Thank you for the guide it has helped with a few issues but I still have an issue with Outlook 2010/13 and sending tables to outlook.com/office365/mobile. It seams when Outlook 2010 sends an email with a table Outlook will wrap each cell content in a paragraph. Well outlook.com and others will give a bottom margin to all paragraphs, showing a space between cells. Does anyone know of a way to trick to prevent outlook from adding the paragraphs or a way to format the tables to prevent the spacing? Thank you!
Thank you for your Great Post.
also, you can wrap troublesome images in a p tag with margin and padding set to 0px. Because outlook uses word as it’s rendering engine, Outlook will insert a ton of extraneous tags in you message, one of which might be a p tag surrounding an image with margin. setting your own makes outlook happy, and it is less likely to override your own set tag.

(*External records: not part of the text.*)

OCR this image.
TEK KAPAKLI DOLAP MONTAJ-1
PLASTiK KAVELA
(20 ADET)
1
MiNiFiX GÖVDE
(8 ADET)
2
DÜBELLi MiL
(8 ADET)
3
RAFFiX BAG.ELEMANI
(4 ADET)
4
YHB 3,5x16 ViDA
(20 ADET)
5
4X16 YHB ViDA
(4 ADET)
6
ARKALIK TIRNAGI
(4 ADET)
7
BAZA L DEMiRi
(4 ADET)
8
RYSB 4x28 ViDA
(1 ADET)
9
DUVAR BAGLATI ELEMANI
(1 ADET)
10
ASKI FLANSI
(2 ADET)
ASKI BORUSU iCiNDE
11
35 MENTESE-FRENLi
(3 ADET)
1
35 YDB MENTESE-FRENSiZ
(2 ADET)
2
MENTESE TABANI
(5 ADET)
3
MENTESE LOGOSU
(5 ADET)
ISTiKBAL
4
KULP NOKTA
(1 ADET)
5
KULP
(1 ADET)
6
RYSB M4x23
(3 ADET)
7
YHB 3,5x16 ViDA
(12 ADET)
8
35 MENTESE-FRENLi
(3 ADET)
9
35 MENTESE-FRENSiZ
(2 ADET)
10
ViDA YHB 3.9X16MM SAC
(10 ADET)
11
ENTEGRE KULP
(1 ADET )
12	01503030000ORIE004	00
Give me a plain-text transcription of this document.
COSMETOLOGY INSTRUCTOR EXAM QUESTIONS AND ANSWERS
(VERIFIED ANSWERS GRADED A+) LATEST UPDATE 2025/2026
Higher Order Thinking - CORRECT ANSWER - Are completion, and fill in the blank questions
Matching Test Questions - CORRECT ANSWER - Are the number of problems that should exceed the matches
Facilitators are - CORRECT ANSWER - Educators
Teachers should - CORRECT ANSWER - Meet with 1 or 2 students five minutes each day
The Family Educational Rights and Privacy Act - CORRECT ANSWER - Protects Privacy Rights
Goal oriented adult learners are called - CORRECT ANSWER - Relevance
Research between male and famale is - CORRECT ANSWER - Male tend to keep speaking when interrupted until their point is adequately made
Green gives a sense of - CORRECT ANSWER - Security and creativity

Hello, I am having much difficulty with a newsletter I am trying to build. I want to have 5 horizontal columns that switch vertically on mobile (calendar days). The problem on outlook is that it pushes the fifth table on the right to the next row due to the added table border. I have tried and researched through so many forums. Any ideas on how to fix this? I have each table set to 20%.
GA Communication Group,
Have you tried setting the tables to 19% width instead of 20%?
So I am trying to reference this post for the piece on aligned tables, but it says it’s been consolidated in a whitepaper which i downloaded. But when you get to the part in the whitepaper about what this post used to contain, it just says “The fix is a little more involved. Click here for more on that.” which just brings me back to this post saying it’s been consolidated in this whitepaper I should download. I’m stuck in an infinite loop! Is there still a way to access the fix for tables with align=left? Thanks!
Hey there @delloque,
Our apologies. Where we were trying to direct you to was chapter three of the whitepaper that you have downloaded. This was a re-direct issue on our end and we’ll be sure and make this fix for those who download this moving forward. Please jump down a chapter and hopefully that coding fix will work for you! Please let me know if you have any other questions!